Denn Deutschland steckt weiter tief in der Schuldenfalle: Erwartet werde eine Neuverschuldung von 3,4 Prozent, teilte die EU-Kommission in Straßburg mit. Falls nicht zusätzlich gespart wird, dürfte Berlin erst 2006 mit einem Defizit von 2,9 Prozent des Bruttoinlandsprodukts (BIP) knapp wieder die Maastrichter Defizitgrenze von drei Prozent einhalten.

Die Euro-Zone wird im laufenden Jahr trotz hoher Ölpreise mit 2,1 Prozent stärker wachsen als bisher angenommen. Im nächsten Jahr sollen es dann aber nur noch 2,0 Prozent sein.

Die Defizitkrise im Euro-Gebiet bleibt bedrohlich. Knapp die Hälfte der zwölf Länder wird im nächsten Jahr entweder bei genau drei Prozent Defizit liegen oder darüber, heißt es in dem Herbst-Konjunkturgutachten. Frankreich und Italien werden jeweils auf 3,0 Prozent kommen. Griechenland dürfte 3,6 Prozent erreichen, Portugal sogar 3,7 Prozent.

Bundesfinanzminister Hans Eichel nahm bereits einen weiteren Subventionsabbau zur Einhaltung der Defizitgrenze ins Visier. Ein erwogener Milliarden-Tauschhandel bei den Pensionslasten der Ex- Staatsunternehmen Deutsche Post und Deutsche Telekom zum Stopfen der Haushaltslöcher ist inzwischen wieder vom Tisch.

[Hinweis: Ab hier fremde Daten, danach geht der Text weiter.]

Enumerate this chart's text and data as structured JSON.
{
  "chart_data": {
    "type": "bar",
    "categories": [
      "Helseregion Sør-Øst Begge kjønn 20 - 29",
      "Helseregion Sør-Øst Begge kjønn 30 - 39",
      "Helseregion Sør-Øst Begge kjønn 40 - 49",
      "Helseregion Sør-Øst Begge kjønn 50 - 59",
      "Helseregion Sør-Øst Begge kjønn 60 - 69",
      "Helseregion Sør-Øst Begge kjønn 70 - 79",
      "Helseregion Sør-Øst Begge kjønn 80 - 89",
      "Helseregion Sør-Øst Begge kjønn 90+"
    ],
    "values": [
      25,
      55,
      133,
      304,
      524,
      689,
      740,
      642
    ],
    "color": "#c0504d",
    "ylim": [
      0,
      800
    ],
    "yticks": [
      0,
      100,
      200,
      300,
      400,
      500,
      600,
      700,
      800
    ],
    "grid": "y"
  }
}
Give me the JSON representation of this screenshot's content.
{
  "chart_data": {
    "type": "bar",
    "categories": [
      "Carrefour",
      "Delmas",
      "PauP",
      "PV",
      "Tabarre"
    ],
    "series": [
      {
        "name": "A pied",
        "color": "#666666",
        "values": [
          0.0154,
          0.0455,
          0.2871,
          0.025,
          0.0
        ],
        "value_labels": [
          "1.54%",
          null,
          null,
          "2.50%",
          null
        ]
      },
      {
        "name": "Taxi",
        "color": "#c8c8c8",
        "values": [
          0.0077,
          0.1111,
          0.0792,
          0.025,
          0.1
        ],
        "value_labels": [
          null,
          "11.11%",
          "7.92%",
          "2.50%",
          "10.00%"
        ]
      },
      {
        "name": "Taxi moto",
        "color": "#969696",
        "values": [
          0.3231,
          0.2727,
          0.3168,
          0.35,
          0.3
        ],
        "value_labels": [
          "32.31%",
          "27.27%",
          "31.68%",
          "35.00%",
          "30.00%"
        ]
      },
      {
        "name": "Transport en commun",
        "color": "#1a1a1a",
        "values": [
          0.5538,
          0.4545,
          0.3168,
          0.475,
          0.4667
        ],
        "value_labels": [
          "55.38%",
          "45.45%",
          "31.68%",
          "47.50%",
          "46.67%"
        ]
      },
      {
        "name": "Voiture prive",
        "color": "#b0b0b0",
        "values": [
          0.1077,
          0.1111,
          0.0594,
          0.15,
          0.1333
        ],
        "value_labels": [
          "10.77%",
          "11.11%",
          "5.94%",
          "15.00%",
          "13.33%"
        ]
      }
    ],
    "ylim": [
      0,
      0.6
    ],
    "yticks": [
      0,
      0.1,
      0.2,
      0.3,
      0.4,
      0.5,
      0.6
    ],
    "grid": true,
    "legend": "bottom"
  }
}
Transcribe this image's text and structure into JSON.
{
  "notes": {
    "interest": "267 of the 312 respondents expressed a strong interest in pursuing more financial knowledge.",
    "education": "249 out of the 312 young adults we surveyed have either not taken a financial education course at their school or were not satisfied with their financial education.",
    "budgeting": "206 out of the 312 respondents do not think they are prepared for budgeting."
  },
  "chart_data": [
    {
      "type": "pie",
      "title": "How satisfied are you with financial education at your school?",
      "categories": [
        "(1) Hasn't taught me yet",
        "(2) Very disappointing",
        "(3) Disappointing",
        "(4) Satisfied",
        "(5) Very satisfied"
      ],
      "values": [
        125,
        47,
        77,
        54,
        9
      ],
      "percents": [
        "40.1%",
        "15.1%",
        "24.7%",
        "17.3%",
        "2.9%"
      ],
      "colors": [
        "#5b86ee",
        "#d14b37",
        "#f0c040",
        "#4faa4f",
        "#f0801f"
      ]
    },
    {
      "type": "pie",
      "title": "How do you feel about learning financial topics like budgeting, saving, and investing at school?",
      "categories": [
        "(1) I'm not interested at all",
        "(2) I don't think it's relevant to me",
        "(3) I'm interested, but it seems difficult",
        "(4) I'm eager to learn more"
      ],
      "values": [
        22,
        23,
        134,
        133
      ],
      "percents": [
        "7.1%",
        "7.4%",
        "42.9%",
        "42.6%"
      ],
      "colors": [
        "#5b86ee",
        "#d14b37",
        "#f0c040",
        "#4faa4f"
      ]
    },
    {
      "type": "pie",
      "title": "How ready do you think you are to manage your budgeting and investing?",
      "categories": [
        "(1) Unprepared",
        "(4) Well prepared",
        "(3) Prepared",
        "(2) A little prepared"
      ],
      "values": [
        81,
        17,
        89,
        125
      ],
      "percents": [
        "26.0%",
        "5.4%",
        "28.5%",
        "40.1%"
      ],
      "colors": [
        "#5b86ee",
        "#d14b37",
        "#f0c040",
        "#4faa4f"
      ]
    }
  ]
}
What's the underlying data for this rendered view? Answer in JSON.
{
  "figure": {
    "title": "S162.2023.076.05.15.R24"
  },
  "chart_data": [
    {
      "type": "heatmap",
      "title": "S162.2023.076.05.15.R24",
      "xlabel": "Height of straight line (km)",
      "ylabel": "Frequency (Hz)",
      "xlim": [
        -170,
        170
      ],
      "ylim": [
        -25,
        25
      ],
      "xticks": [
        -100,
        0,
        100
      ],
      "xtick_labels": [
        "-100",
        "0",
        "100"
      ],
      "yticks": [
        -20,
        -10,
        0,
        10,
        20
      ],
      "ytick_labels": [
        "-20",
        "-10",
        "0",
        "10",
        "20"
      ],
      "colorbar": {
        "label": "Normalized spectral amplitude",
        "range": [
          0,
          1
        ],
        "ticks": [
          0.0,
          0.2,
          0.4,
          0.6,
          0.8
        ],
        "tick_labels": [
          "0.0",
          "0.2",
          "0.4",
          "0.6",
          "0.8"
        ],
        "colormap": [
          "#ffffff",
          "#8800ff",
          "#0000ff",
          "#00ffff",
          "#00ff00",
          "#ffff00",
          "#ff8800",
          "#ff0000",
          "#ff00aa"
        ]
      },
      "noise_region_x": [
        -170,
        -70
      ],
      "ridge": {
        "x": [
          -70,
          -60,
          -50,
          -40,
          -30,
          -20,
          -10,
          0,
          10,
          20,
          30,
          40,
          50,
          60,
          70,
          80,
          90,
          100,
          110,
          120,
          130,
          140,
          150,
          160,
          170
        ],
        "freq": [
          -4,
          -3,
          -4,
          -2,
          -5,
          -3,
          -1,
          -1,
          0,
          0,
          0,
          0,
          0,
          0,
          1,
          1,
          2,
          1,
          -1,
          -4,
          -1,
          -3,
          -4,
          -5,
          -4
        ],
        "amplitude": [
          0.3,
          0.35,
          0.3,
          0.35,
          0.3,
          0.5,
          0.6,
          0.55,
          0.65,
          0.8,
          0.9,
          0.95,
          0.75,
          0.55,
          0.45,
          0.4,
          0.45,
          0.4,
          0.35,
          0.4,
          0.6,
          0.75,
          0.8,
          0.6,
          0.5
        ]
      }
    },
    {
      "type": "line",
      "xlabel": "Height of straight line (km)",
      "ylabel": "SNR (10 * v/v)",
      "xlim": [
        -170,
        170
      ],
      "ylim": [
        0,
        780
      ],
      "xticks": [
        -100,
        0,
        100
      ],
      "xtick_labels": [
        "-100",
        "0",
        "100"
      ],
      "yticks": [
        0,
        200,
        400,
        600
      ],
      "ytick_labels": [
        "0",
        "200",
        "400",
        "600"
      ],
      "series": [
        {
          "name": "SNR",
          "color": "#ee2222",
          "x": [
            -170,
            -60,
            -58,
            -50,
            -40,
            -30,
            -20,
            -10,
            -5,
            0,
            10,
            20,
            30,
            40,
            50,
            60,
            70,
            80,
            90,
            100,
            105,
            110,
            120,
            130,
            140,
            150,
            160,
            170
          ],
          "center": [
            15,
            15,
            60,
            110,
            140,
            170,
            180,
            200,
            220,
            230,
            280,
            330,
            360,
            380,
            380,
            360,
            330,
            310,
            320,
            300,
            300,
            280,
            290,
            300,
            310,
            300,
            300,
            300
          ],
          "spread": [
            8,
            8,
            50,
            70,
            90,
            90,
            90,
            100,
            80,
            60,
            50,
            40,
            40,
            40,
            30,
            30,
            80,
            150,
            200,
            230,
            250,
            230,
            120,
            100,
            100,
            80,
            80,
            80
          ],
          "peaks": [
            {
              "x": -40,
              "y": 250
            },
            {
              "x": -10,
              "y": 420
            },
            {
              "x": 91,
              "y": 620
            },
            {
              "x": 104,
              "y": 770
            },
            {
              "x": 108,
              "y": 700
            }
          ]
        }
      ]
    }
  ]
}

Deutschland verstößt seit 2002 gegen den Stabilitätspakt. Der Defizitsünder von der Spree braucht derzeit keine EU-Sanktionen zu fürchten, denn das vor knapp einem Jahr auf Eis gelegte Defizit-Strafverfahren ist bisher nicht wieder aufgenommen worden. Es drohen in letzter Konsequenz Bußen von bis zu zehn Milliarden Euro.

Die Kommission lobte ausdrücklich die Hartz-Reformen für einen flexibleren Arbeitsmarkt. Wichtig seien eine erfolgreiche Einführung und Folgereformen. Weitere Einsparungen auf der Ausgabenseite seien zur Sanierung der Staatsfinanzen nötig.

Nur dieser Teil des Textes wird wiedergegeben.